This paper includes a summary of the following article: Bozikas, V., Kosmidis, M., Peltekis, A., Giannakou ,M., Nimatoudis, I., Karavatos, A., Fokas, K., & Garyfallos, G. (2010). Sex differences in neuropsychological functioning among schizophrenia patients. Australian and New Zealand Journal of Psychiatry, 44, 333-341. The article looks at cognitive differences in male and female schizophrenia patients and concludes that, while there are differences, those differences are the same as the gender differences in normal populations and do not reflect a differential impact on cognitive functioning based on gender.
Sex Differences in Neuropsychological Functioning Among Schizophrenia Patients
The researchers began this research with the premise that there may be gender-based difference in cognition among schizophrenia patients, though they acknowledged that prior research gave conflicting information about which results to expect. Some prior researchers had found that male schizophrenia patients experienced greater levels of cognitive impairment than female schizophrenia patients, while other studies had found no gender-based difference in cognitive functioning. Regardless of level of cognitive impairment, women with schizophrenia are much more likely to have positive outcomes than men with schizophrenia. This is an interesting issue, because there is an established difference in cognition in healthy men and women. Specific neurocognitive deficits appear to impact community functioning, which is one of the significant impairments experienced by schizophrenia patients attempting to interact with the outside world. In prior studies, community functioning was determined to be related to verbal memory, verbal fluency, and executive functioning, and other areas where healthy women tend to outperform healthy men. In fact, the researchers acknowledged that healthy men tend to outperform women in tests requiring visuospatial skills, while women tend to perform better than men on tests of verbal abilities. Despite these known existing differences in the healthy population, prior examinations of cognitive differences in male and females with schizophrenia have assumed the same baseline starting point for both genders.
To examine these differences, the researchers looked at an experimental group of 94 patients who had been diagnosed with schizophrenia using DSM-IV criteria and confirmed by the Greek version of the Mini International Neuropsychiatric Interview. The group was unequally composed of men and women, with 56 men and 38 women. Everyone in the experimental group was on antipsychotic medication and stable at the time of the experiment. The control group was 62 healthy adults, equally composed of 31 men and 31 women. Both groups were given a wide variety of neuropsychological tests that assessed their cognitive abilities, including: auditory attention (Digit Span forward and Spatial Span forward), abstraction (Wisconsin Card-Sorting Test: categories and perserverative errors), inhibition (Trail-Making Test Part B / Stroop Colour-Word Test), fluency (Design Fluency / Verbal Fluency Test: semantic and phonological), verbal learning and memory (Word List Learning Test: learning on fifth presentation, immediate free recall, immediate cued recall, delayed free recall, delayed cued recall, recognition), visual memory (Rey-Osterrieth Complex Figure Test: immediate recall, delayed recall, recognition), working memory (Digit Span backward and Spatial Span backward), visuospatial skills (Rey-Osterrieth Complex Figure test copy / Hooper Visual Organization Test), and psychomotor speed (Trail-Making Test Part A).
When looking at the results, it is important to note that the experimental and control groups varied in educational levels, a factor that was considered in the analysis, but that might have an impact on the results.
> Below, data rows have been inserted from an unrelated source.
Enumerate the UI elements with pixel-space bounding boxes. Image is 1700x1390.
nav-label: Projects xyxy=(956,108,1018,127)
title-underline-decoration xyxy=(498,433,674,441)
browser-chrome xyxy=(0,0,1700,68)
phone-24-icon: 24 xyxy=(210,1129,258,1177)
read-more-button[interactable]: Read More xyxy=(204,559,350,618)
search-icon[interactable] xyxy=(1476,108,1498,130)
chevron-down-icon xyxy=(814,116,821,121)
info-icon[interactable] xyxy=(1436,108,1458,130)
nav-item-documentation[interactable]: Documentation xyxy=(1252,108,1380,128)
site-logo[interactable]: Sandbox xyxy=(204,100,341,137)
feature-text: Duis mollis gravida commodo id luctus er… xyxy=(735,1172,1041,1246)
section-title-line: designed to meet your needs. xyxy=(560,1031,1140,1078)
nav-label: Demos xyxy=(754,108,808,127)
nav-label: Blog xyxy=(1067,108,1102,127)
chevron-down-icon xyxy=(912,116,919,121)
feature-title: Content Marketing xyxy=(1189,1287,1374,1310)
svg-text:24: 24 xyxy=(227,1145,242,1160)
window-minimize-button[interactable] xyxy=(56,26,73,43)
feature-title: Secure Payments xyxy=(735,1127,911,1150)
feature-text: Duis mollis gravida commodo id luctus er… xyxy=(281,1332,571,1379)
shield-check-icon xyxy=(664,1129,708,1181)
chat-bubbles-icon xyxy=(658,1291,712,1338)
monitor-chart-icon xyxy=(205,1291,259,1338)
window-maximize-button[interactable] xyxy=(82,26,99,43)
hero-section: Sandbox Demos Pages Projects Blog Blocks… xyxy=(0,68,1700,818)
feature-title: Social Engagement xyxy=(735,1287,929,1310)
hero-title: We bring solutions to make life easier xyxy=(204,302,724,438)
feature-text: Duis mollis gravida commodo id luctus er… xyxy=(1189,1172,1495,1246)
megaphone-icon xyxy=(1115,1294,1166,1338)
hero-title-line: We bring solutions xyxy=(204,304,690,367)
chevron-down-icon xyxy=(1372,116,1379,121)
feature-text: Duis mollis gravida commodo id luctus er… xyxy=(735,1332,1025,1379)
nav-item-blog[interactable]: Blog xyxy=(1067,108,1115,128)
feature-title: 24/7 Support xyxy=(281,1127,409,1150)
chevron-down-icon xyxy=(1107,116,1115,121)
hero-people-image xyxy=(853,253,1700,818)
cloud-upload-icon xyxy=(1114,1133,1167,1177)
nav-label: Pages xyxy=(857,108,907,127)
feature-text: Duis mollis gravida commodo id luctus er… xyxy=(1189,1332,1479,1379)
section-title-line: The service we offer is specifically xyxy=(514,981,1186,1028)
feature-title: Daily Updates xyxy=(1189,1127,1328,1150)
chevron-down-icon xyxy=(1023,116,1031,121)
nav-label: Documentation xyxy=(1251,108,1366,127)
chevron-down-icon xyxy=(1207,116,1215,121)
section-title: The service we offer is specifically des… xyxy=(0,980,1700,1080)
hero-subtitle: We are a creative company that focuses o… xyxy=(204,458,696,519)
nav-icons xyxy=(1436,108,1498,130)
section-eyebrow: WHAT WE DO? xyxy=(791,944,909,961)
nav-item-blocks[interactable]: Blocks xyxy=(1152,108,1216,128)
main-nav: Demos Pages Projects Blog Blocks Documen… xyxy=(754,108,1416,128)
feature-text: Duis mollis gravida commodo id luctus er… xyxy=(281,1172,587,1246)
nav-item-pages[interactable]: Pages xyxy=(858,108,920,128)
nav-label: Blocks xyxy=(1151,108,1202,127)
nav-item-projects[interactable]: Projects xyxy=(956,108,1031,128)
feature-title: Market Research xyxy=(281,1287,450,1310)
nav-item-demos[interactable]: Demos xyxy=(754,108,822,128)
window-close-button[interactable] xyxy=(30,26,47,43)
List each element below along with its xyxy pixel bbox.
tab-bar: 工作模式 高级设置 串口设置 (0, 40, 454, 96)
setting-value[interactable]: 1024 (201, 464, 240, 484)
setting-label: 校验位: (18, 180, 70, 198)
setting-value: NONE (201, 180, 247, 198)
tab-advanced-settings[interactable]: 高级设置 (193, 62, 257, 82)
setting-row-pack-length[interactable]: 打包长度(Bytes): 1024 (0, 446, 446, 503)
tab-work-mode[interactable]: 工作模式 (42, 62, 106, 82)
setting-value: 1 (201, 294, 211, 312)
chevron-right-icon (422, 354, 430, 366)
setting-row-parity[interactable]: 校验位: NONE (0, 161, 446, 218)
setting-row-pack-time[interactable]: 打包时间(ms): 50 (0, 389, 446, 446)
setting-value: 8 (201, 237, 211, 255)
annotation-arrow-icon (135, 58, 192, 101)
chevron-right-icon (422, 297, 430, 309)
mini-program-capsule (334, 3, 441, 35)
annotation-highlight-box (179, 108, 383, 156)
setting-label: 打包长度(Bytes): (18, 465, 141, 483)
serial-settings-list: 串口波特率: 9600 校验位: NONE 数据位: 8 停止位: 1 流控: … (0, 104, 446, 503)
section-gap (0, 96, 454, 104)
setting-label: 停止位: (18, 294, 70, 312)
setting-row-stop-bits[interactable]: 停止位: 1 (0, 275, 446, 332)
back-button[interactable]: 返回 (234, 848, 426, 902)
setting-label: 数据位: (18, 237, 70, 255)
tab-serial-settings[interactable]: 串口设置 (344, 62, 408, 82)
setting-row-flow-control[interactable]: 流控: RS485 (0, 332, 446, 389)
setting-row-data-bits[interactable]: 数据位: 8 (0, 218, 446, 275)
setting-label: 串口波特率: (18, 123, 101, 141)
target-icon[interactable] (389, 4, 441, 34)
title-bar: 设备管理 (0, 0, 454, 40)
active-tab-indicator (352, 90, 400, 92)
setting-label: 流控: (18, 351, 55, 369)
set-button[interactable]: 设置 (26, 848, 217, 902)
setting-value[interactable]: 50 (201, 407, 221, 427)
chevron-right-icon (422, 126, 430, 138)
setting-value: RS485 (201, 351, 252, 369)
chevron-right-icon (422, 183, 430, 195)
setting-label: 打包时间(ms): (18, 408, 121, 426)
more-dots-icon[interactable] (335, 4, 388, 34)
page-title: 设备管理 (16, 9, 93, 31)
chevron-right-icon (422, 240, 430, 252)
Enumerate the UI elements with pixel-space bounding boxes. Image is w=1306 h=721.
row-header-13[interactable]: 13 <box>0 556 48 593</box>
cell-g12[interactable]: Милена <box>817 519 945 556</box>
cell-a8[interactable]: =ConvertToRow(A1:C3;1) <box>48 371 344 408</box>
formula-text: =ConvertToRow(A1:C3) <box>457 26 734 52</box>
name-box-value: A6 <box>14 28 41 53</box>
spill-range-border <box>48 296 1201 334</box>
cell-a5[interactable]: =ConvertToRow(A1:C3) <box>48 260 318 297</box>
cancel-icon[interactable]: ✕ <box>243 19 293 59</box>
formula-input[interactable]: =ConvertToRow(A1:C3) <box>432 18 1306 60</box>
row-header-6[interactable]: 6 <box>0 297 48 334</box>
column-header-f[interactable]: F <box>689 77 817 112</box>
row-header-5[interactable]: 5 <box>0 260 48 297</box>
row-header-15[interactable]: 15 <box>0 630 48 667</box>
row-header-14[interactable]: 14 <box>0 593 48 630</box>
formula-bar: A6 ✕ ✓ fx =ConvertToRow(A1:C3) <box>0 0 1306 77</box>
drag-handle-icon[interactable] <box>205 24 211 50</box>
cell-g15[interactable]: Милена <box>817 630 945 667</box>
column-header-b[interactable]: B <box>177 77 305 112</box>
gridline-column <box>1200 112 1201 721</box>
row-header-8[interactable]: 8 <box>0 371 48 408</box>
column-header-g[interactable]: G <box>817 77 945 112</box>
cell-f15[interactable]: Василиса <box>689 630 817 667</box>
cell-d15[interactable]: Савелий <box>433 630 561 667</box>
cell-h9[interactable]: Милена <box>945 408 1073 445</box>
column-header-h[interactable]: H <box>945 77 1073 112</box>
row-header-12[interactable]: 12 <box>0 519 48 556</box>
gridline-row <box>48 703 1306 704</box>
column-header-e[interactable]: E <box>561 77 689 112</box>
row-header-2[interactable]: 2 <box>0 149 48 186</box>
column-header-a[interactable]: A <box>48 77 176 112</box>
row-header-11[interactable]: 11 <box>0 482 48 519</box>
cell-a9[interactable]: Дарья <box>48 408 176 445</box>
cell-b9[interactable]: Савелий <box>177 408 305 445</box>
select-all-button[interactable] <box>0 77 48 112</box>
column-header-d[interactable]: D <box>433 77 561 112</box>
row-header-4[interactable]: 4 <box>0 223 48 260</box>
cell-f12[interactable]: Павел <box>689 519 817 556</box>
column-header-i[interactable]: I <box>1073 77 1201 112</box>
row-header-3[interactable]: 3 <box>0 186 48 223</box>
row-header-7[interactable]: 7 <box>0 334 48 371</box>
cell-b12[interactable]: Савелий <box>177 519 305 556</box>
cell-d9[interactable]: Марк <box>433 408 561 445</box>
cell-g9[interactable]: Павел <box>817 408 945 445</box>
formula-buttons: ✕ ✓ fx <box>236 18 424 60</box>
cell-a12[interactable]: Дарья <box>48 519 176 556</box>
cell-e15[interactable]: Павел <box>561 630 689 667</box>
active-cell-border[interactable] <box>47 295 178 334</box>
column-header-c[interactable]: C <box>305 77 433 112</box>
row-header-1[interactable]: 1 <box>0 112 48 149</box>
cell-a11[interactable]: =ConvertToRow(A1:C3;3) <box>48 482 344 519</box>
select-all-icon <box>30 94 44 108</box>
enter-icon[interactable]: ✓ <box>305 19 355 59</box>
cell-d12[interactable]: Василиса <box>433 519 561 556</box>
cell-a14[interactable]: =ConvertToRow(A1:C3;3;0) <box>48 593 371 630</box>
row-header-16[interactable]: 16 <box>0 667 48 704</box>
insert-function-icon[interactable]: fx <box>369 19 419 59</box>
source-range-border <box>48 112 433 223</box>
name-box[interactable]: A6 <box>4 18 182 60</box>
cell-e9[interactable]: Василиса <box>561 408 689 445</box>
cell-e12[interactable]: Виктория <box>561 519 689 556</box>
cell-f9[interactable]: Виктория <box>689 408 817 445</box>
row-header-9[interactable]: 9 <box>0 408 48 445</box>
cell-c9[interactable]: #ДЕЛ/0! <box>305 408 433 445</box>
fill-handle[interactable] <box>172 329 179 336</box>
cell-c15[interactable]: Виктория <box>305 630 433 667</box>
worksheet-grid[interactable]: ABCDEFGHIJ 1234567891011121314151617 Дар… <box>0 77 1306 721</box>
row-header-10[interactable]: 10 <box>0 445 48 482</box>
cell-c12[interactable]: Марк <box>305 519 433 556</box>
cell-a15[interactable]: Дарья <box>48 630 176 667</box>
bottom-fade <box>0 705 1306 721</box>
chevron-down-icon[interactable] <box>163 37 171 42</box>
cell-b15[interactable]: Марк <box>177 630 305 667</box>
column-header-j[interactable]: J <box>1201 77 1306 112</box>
The results revealed that, overall, the experimental group was significantly impaired in most of the assessed cognitive domains, but not in psychomotor speed. There were gender differences in both the control and experimental groups, in so far as the women outperformed the men in verbal learning and memory in both groups. Therefore, female schizophrenics did, as a group, have a cognitive advantage over male schizophrenics in those two areas.
The research has several interesting implications for treatment and outcomes in schizophrenics. First, the patients with schizophrenia, as a group, demonstrated cognitive impairment despite the fact that the group was considered clinically stable and all were on anti-psychotic medications. This suggests an underlying cognitive disorder that is somehow distinct from the psychotic symptoms that frequently characterize schizophrenia and that is not responsive to traditional treatments for schizophrenia. The authors do not discuss this factor in depth in the article, but it is worth noting given that all of the patients were considered stable at the time of the test; it might provide a means for diagnosis and testing. Given suggestions that schizophrenia may be a long-term but not life-long disease, tests for cognitive functioning might be a good way of determining whether or not a patient is able to be weaned off of antipsychotic medications. On the other hand, the fact that all of the experimental subjects in the group were on antipsychotic medications certainly makes it difficult to know whether the group difference in cognitive functioning compared to the control group was attributable to the schizophrenia or the medications used to treat the schizophrenia.